In other words, Zdeno Chara, this one’s for you . . . and this one . . . and this one . . . and this one . . . and this one . . .
“I remember him when he was feeding [Bryan] McCabe with those one-timers all the time from the right point,’’ said Chiarelli, recalling when Kaberle-to-McCabe was one of the league’s sweetest man-advantage tandems. “He’d be at the left point and McCabe would be at the right point. We envision that type of 1-2 punch somewhere down the line. It was an important piece for us to get, and obviously we had to pay a price.’’
At minimum, the price was a late-first-round pick this season and prized prospect Joe Colborne (6-foot-5-inch center), and perhaps a second-round pick in 2012, the latter contingent upon the Bruins signing free agent-to-be Kaberle to a new deal or reaching the Stanley Cup finals this year. A very high price, even without the Round 2 pick. But that speaks to the 32-year-old Kaberle’s particular skills, Boston’s near total lack of a point man, and the ever-present premium attached to defensemen with puck-moving skills.
“He’s young. He [was] exciting to have as part of our organization,’’ Chiarelli said, noting how hard it was to yield Colborne, whom he selected 16th overall in 2008. “We drafted him. He’s worked hard. He’s had success. That was a tough one . . . and there is your premium, right there.’’
Chiarelli talked briefly with Kaberle’s agent, Rick Curran, and made it clear the club wants to keep him beyond this season. The discussion, said Chiarelli, provided him a comfort level that, “I think it will be smooth sailing to sign him when it comes to that time.’’
The Bruins in 2004 had similar hopes for Gonchar, only to see him play but 22 games in Boston and ultimately sign on for a five-year hitch (and one Stanley Cup) with Pittsburgh. The cost to Boston: Shaone Morrisonn, a first-round pick, and a second-round pick. All for a rental. Hey, it happens, and it could happen again.
Truth is, the 2004 Bruins probably were closer to a four-round Cup run with Gonchar and Nylander than the 2011 Bruins are with Kaberle, Kelly, and Peverley. It ended in one round that spring, the Bruins rubbed out in seven games by Montreal.
Seven years later, and the Bruins never more than Round 1 winners since, did these deals get the Bruins a ticket to the conference championship or the Cup finals?

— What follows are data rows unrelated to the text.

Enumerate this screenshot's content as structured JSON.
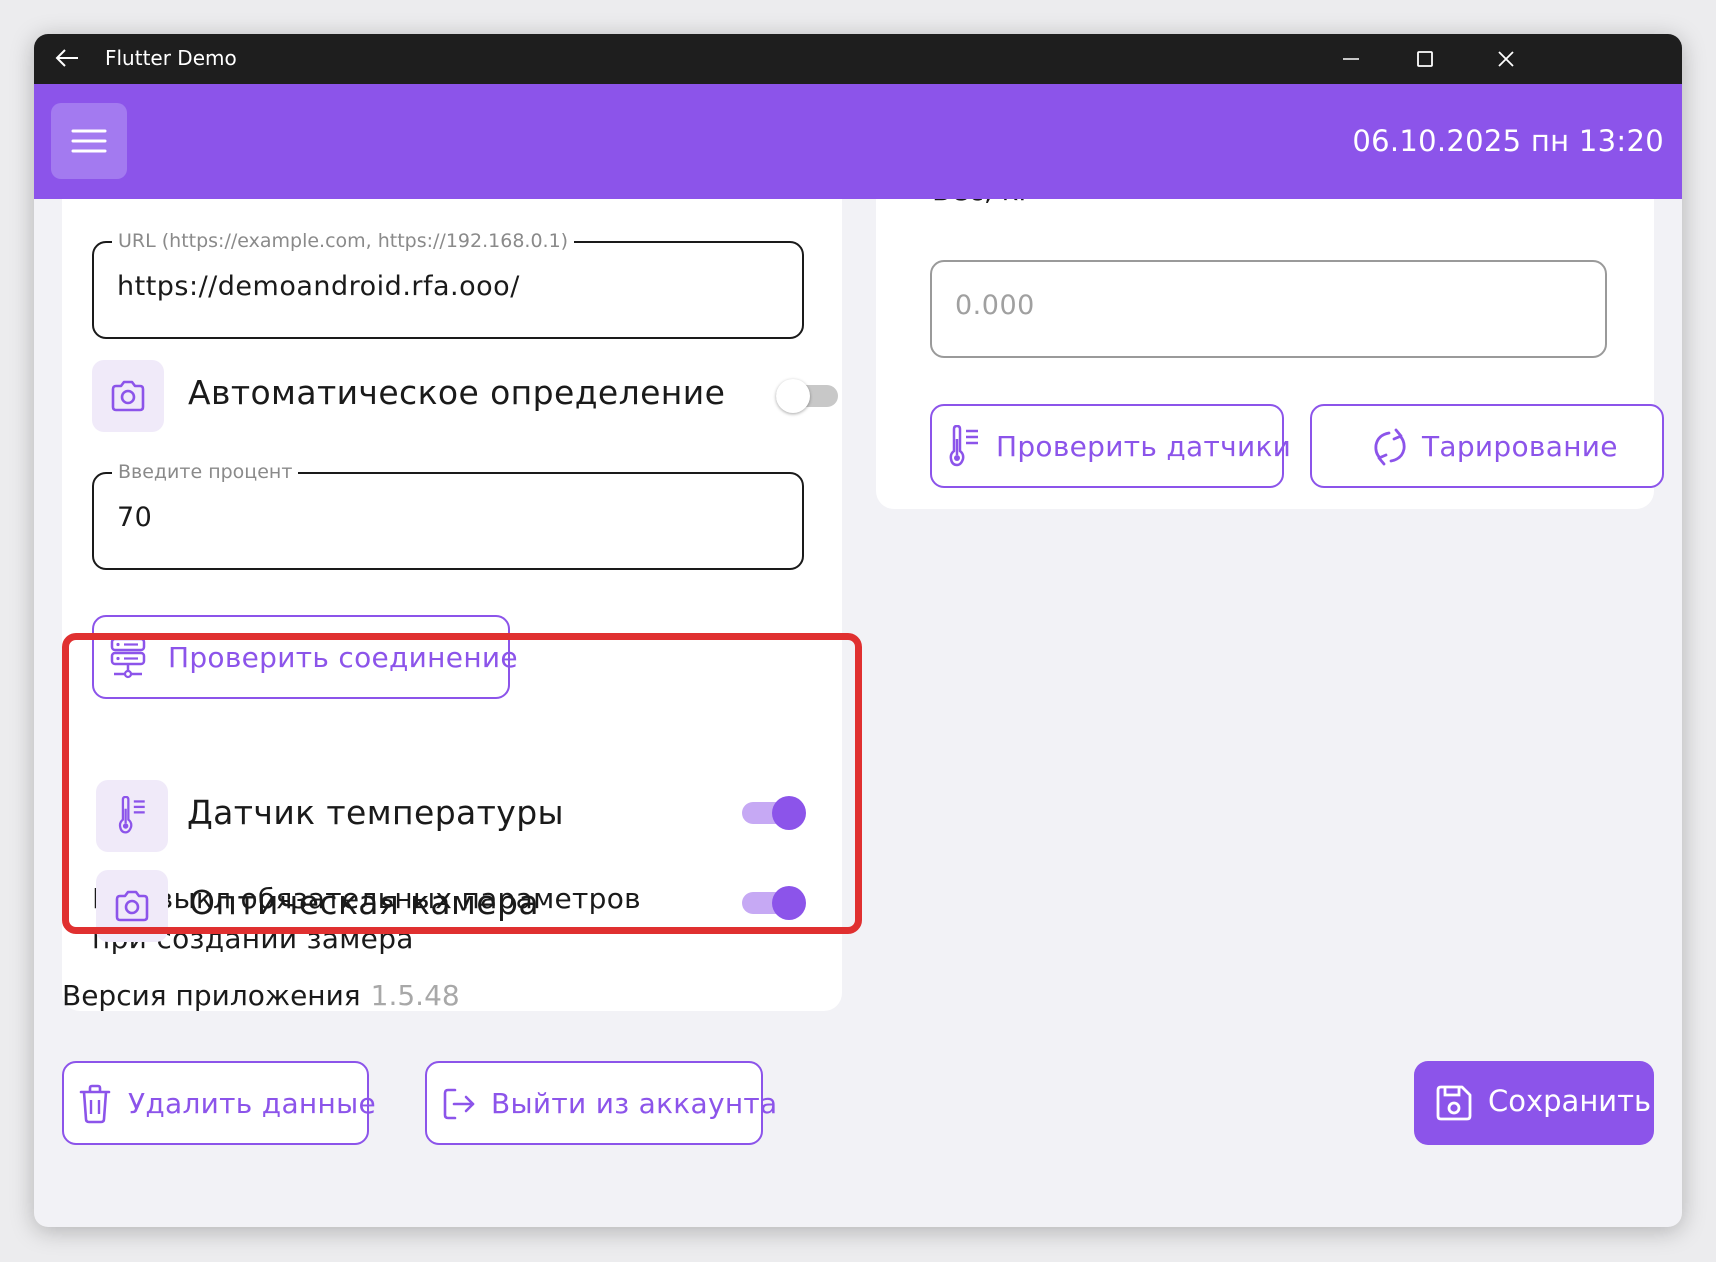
{
  "window": {
    "title": "Flutter Demo",
    "controls": [
      "minimize-icon",
      "maximize-icon",
      "close-icon"
    ]
  },
  "appbar": {
    "datetime": "06.10.2025 пн 13:20",
    "menu_icon": "menu-icon"
  },
  "left_card": {
    "url_field": {
      "label": "URL (https://example.com, https://192.168.0.1)",
      "value": "https://demoandroid.rfa.ooo/"
    },
    "auto_detect": {
      "label": "Автоматическое определение",
      "icon": "camera-icon",
      "enabled": false
    },
    "percent_field": {
      "label": "Введите процент",
      "value": "70"
    },
    "check_connection_button": {
      "label": "Проверить соединение",
      "icon": "server-icon"
    }
  },
  "required_params": {
    "title": "Вкл/выкл обязательных параметров при создании замера",
    "items": [
      {
        "label": "Датчик температуры",
        "icon": "thermometer-icon",
        "enabled": true
      },
      {
        "label": "Оптическая камера",
        "icon": "camera-icon",
        "enabled": true
      }
    ]
  },
  "right_card": {
    "weight_label": "Вес, кг",
    "weight_field": {
      "placeholder": "0.000"
    },
    "check_sensors_button": {
      "label": "Проверить датчики",
      "icon": "thermometer-icon"
    },
    "tare_button": {
      "label": "Тарирование",
      "icon": "refresh-icon"
    }
  },
  "version": {
    "label": "Версия приложения",
    "value": "1.5.48"
  },
  "footer": {
    "delete_button": {
      "label": "Удалить данные",
      "icon": "trash-icon"
    },
    "logout_button": {
      "label": "Выйти из аккаунта",
      "icon": "logout-icon"
    },
    "save_button": {
      "label": "Сохранить",
      "icon": "save-icon"
    }
  },
  "colors": {
    "accent": "#8c54ea",
    "highlight": "#e03030",
    "titlebar": "#1e1e1e"
  }
}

“I can never say with certainty that we’re going to get to that point,’’ said the ever-even-keeled Chiarelli. “I believe that by making these additions that we are significantly stronger. It’s a war of attrition, getting to that point. There is a lot of luck involved. I like the character of our team this year. There is some resiliency. There is chasing after teams when we’ve had some letdowns in games. I know we had a bit of a dry spell there, but it really helps our squad.’’
Better today than yesterday. Realistically, that’s what deadline deals should be, with Game 7 of the Cup finals still four grueling, punishing, and unpredictable months on the horizon.